Gas-to-liquid ratios of various drilling fluid systems are shown in Figure 2.

Gas-to-liquid ratios of various drilling fluid systems

Gaseous Drilling Fluids

The oldest and most basic technique is dry air drilling, which involves pumping air down the drill string and up through the annulus. A rotating wellhead between the blowout preventer and rotary table is used to divert the returns. The cuttings are sent away from the rig via a discharge pipe, and a water spray is used to kill dust at the outlet. A flame is used to burn any returning hydrocarbons.

Nitrogen is another common drilling fluid. Other inert gases are too expensive to be used in this process. A typical method to generate N2 is to use membrane type filters that extract the N2 from the air stream before it is pumped into the wellbore.

Natural gas is also a drilling fluid option, since it is easily available from pipelines. It can directly be used without the help of compressors. More information on nitrogen and natural gas drilling is provided under the “Underbalanced Drilling Methods” subtopic.

Circulating pressure and hole cleanup are dependent on each other. More cuttings in the wellbore cause higher downhole pressures. Angel’s method provides some guidelines regarding air flow rates required for hole cleaning. His charts are still widely used. According to these charts, 3000 ft/min is the minimum velocity for effective cutting transport.

Two-Phase Drilling Fluids

Two-phase drilling fluids, or lightened drilling fluids, consist of either foam-type fluids or aerated drilling mud. Liquids are mixed with gas to achieve a required circulating fluid density. The equation of state method is used to predict fluid properties at downhole conditions.

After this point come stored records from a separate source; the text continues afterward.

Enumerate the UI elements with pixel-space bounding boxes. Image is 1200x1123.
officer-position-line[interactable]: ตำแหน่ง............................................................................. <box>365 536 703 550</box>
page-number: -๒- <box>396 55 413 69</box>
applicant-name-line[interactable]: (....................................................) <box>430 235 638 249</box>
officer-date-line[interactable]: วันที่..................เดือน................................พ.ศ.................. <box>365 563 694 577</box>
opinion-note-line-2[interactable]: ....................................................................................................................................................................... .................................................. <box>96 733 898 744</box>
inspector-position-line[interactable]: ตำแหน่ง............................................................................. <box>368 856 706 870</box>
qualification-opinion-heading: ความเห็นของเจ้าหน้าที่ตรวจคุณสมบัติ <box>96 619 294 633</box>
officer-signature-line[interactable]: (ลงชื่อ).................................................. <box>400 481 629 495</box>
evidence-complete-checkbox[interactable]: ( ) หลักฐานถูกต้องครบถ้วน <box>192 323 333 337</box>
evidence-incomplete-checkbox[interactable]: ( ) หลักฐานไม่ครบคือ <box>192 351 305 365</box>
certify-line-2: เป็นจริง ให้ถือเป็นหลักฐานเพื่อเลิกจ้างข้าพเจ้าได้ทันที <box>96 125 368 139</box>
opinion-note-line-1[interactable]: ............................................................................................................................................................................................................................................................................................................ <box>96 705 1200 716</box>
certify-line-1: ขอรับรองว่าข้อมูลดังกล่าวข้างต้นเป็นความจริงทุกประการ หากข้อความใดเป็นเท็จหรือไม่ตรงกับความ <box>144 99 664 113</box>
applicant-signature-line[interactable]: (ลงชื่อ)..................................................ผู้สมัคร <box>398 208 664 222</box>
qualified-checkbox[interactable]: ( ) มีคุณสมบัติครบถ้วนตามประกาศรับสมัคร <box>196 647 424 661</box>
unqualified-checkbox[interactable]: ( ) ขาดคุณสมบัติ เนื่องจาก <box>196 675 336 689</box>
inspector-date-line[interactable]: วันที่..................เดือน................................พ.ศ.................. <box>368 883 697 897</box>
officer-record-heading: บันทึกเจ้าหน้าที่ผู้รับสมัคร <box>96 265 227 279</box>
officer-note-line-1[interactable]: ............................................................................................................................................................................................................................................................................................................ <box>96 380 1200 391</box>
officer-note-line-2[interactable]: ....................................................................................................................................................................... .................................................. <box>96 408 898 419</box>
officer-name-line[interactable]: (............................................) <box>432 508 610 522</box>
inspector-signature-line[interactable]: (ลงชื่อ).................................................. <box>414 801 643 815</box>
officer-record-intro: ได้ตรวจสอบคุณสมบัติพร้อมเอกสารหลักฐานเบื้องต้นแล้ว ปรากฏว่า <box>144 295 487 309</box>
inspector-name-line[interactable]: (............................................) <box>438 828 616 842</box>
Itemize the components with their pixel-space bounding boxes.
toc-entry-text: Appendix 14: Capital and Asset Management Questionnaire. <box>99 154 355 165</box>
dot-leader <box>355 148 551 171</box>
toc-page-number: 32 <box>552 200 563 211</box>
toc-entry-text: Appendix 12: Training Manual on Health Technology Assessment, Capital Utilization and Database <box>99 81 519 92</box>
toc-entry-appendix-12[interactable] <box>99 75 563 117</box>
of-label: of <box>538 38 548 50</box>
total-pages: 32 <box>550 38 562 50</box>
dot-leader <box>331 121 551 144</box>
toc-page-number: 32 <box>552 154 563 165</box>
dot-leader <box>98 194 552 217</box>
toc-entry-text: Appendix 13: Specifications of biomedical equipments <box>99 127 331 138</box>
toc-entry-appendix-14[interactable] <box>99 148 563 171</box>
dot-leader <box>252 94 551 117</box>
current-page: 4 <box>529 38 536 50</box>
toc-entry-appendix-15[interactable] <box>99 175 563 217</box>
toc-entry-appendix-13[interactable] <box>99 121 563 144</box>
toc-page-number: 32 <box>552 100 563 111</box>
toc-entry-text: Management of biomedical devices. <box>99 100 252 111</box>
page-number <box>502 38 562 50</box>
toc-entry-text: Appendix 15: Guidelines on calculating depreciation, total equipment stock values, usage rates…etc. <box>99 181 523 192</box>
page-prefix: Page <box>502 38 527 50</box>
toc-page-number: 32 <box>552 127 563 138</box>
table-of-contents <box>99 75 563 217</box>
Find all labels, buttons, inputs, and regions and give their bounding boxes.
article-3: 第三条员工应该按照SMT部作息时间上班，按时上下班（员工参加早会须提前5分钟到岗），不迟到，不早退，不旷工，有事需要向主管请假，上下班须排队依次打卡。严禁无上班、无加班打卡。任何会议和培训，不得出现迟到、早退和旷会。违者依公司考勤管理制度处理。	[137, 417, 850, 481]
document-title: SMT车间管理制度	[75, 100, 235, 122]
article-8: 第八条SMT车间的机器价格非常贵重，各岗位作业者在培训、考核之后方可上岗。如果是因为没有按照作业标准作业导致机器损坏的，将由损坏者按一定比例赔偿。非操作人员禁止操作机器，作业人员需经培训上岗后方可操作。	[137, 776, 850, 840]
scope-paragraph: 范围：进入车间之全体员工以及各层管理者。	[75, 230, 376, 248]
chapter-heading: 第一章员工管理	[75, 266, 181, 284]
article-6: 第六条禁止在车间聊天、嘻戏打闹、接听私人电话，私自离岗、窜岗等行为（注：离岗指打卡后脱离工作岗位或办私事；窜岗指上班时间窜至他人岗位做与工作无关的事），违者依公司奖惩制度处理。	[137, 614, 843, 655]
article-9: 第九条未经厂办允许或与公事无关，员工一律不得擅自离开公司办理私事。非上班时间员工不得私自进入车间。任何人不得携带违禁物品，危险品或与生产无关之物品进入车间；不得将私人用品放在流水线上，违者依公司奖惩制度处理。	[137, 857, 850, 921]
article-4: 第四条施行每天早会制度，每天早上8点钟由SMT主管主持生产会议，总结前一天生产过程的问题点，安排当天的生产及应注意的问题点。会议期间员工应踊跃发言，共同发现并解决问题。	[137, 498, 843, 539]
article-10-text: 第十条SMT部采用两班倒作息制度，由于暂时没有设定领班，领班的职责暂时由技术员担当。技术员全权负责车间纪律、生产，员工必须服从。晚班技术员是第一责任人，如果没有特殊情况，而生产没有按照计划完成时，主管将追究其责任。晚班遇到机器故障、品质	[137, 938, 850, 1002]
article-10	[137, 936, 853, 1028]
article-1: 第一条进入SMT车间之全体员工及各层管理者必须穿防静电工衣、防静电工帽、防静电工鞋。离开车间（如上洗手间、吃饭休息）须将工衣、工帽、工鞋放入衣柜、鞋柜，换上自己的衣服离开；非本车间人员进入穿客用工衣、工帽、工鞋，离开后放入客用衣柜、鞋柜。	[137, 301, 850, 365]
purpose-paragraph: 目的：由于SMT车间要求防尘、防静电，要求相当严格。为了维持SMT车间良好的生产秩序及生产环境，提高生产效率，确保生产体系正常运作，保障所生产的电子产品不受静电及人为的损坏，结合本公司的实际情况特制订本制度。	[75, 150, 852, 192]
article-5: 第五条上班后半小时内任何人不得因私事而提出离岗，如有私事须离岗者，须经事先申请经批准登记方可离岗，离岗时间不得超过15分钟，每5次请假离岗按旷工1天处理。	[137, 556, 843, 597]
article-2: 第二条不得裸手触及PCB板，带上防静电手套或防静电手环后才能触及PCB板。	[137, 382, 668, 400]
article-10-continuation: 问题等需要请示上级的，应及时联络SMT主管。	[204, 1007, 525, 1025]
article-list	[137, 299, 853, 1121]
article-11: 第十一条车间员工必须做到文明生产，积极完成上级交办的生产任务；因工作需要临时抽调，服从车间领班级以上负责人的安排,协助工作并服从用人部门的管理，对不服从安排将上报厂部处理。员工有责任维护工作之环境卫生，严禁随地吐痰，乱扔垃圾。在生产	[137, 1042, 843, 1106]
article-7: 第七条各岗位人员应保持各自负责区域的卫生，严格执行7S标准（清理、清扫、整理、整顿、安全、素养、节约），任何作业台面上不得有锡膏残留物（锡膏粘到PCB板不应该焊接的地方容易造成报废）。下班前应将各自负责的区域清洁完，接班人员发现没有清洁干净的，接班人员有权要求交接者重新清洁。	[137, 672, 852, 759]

A pump is used to inject liquid into a gas stream before it enters the well. The small liquid droplets affect the behavior of the circulating gas. If more liquids (2.5% -25%) are introduced, then a foam phase is generated in which the liquid forms a continuous structure, entrapping the gas bubbles inside.

Once the liquid volume exceeds 25%, we no longer have a foam structure. This next level comprises aerated drilling muds (fresh water, brine, diesel or crude oil). Parasite strings are typically used to introduce gas into the circulating liquid stream. A parasite string is an external flow path (possibly coiled tubing), which is run and cemented outside of the casing.

Since gas and liquid compressibility values differ significantly from each other as pressure and temperature changes, the liquid fraction changes as well. Frictional pressure drops are controlled mainly by the flow regime, flow rate, fluid properties and flow geometry. Therefore, phase behavior is a very important component in underbalanced drilling models. Many investigators, including a special institute at the University of Tulsa, have extensively analyzed two-phase flow patterns and regimes. Some of the most common two-phase flow regimes are:

  • Bubble flow.
  • Annular dispersed flow.
  • Stratified or laminar flow.
  • Plug or churn flow.
  • Slug flow.

Liquid Drilling Fluids

Since formation pressure is usually larger than the hydrostatic pressure of fresh water or saline water, conventional drilling fluids might also provide underbalanced conditions. Even if the drilling fluid density exceeds the formation pore gradient, fluid loss into a formation can cause reduced pressure regions within the wellbore, thus allowing formation fluids to flow in.